Langkah yang diambil Kapolres Metro, AKBP Hangga Utama
Darmawan, S.IK menjadi catatan tersendiri. Bukan barikade atau intimidasi yang
dihadirkan, melainkan sambutan terbuka. Di hadapan mahasiswa, AKBP Hangga
menyampaikan apresiasi atas tertibnya aksi yang berlangsung.
"Kepolisian membuka diri seluas-luasnya untuk
mendengar semua aspirasi yang disampaikan dengan baik dan tertib, seperti yang
sudah kita sepakati bersama. Kami mengapresiasi aksi damai ini.
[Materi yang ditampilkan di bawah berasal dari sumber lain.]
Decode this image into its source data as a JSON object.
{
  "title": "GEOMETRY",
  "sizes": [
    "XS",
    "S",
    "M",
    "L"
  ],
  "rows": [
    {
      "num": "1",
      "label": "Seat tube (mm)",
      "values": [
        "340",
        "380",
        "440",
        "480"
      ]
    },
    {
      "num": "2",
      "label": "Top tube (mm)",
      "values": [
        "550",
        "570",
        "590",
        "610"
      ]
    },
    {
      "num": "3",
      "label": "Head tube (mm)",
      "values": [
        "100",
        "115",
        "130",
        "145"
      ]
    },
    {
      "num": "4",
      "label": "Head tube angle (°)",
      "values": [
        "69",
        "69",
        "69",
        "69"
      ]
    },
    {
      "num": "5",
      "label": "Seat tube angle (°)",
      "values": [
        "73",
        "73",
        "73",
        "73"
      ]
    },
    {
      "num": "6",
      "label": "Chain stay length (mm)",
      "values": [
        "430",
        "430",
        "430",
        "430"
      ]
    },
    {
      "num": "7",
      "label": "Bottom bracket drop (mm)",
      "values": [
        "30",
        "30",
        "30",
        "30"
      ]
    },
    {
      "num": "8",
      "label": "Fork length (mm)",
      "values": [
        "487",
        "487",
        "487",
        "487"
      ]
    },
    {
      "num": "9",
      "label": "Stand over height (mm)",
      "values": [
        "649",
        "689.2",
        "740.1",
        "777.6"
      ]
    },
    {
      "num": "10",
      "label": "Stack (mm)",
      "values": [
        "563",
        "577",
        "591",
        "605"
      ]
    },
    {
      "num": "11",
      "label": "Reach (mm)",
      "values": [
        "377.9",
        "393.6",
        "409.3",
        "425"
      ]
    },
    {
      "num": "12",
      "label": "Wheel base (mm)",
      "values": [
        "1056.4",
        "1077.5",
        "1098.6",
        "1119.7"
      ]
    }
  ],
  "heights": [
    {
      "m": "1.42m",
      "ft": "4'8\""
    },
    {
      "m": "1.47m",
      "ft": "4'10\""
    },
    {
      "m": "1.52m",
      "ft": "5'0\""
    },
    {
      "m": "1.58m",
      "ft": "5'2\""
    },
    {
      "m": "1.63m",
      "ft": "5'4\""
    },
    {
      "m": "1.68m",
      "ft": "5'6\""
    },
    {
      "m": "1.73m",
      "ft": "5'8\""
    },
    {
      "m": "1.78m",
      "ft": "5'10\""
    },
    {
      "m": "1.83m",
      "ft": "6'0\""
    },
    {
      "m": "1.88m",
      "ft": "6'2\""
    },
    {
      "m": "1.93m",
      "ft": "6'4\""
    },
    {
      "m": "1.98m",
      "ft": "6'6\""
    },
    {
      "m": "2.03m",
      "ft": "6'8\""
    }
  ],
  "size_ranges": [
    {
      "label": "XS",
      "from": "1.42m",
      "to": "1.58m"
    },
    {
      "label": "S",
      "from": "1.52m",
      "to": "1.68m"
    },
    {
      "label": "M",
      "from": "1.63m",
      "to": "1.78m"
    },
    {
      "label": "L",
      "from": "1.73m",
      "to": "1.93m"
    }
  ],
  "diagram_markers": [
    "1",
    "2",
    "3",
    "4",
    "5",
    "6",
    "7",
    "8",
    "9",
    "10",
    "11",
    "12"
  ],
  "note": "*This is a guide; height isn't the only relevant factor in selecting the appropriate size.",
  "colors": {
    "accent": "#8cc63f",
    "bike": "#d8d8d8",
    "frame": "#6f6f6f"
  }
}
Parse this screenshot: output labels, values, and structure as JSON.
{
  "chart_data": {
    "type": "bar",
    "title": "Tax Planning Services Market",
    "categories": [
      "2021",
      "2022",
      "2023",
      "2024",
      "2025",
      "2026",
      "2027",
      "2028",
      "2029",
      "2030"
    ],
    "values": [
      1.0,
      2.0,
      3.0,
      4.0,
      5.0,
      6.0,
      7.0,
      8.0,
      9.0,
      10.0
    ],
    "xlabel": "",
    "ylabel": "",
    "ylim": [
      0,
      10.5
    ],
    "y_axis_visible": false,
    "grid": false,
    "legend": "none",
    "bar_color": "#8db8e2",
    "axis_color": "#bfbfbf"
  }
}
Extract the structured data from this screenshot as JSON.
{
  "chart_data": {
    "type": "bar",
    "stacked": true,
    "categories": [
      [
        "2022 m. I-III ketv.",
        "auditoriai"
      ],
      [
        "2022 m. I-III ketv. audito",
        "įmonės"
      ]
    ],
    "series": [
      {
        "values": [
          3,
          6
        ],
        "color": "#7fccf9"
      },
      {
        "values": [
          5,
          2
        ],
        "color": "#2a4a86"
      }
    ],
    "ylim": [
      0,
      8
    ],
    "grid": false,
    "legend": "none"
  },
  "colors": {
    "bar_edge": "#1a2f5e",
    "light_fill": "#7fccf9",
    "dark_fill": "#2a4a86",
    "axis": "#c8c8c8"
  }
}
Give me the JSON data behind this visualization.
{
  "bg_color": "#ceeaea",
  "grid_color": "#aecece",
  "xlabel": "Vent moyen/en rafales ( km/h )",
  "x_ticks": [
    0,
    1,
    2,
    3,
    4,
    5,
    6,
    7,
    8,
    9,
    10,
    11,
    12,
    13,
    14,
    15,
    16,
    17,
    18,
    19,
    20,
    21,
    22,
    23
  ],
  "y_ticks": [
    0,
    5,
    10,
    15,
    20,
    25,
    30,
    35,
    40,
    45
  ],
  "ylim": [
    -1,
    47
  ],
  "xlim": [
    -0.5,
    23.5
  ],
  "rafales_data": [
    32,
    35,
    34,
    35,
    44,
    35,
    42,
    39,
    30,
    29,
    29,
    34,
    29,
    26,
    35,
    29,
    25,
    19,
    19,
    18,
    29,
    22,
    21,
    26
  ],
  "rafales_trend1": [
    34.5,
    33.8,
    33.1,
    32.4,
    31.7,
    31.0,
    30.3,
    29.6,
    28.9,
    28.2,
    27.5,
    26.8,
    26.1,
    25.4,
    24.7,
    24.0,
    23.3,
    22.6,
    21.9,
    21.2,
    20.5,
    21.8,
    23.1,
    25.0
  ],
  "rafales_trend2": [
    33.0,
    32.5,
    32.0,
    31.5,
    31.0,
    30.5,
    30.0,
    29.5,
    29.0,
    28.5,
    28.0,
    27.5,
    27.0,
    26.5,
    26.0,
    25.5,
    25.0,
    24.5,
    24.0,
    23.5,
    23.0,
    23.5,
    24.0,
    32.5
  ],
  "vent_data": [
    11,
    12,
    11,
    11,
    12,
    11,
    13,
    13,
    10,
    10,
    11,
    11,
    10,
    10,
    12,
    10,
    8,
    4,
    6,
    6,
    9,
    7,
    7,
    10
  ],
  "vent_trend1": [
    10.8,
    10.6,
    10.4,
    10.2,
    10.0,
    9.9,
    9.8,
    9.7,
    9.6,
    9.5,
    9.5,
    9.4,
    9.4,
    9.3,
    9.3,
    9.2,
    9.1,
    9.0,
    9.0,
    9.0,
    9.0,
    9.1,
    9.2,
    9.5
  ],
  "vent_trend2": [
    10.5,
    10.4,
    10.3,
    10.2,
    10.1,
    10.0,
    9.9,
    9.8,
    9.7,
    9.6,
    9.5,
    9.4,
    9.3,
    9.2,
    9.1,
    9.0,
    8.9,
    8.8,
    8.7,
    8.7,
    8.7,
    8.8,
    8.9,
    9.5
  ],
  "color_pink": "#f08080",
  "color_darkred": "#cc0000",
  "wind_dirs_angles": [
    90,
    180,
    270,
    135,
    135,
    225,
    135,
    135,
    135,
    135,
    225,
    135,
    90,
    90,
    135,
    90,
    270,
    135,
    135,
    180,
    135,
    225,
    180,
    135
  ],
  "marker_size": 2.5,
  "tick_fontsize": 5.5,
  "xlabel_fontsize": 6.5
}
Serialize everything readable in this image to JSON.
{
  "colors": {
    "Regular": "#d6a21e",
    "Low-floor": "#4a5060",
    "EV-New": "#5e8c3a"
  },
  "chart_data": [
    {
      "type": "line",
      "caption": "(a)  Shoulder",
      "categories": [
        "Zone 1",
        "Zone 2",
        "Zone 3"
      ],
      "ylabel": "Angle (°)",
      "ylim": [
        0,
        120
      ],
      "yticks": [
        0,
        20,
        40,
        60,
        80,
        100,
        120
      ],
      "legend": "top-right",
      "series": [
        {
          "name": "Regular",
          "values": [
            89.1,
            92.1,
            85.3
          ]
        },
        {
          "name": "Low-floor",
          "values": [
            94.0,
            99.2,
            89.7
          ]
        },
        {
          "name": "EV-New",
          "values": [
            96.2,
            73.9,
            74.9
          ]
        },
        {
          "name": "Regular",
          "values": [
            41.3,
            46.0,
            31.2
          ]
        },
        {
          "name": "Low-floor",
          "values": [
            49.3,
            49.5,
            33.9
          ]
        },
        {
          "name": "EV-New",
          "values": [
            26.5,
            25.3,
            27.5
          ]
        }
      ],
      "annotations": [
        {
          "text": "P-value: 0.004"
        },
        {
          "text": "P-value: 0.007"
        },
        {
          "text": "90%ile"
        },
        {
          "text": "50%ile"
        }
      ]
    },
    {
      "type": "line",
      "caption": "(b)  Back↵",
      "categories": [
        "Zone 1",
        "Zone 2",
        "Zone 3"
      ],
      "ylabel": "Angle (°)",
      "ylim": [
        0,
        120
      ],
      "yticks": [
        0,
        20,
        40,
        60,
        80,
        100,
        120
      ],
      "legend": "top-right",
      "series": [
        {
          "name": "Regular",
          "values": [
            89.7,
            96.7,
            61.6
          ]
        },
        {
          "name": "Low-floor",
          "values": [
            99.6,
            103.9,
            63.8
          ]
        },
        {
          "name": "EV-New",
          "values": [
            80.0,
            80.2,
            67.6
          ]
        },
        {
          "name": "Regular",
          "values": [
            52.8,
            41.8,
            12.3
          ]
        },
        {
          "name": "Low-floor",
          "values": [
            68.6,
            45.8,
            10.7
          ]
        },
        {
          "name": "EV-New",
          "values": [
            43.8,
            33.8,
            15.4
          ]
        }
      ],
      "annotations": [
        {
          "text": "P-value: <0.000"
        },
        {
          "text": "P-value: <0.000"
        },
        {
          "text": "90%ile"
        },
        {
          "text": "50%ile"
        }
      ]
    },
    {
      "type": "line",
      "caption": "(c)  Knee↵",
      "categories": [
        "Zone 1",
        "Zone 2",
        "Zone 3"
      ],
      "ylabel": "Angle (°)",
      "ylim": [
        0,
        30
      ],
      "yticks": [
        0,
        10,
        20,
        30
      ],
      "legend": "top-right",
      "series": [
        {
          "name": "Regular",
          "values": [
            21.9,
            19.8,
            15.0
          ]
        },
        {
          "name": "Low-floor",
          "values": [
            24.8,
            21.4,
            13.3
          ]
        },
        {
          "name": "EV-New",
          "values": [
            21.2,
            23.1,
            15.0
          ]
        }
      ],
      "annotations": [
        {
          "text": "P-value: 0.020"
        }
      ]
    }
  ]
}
Mari kita duduk
bersama di lapangan apel Polres Metro, berdiskusi secara konstruktif untuk
menemukan titik terang dan solusi dari semua tuntutan yang disampaikan,"
ujarnya.
Pernyataan itu sontak disambut tepuk tangan mahasiswa.
Tanpa kericuhan, massa bergerak memasuki area lapangan apel Polres Metro. Di
situlah dialog terbuka digelar, sebuah pemandangan yang jarang terjadi ketika
aparat dan mahasiswa berada pada garis berseberangan.
Kesiapan Polres Metro membuka ruang dialog dinilai
sebagai langkah maju dalam merespons aspirasi publik. Model ini sekaligus
mengirim pesan bahwa kepolisian bisa hadir sebagai mitra masyarakat, bukan
sekadar aparat yang bersenjatakan represi. Bagi mahasiswa, aksi ini bukan
sekadar ajang protes, melainkan juga pendidikan politik nyata: bahwa demokrasi
harus dijaga dengan akal sehat, bukan amarah semata.
Selanjutnya mahasiswa dan komunitas
ojol meninggalkan mako Polres Metro dengan damai dan melanjutkan aksi unjukrasa
di Kantor DPRD Kota Metro untuk menyampaikan tuntutan terkait kenaikan
tunjangan anggota DPR hingga penuntutan pembubaran DPR, yang dalam kegiatan
tersebut di kawal langsung oleh TNI Polri ke kantor DPRD Kota Metro.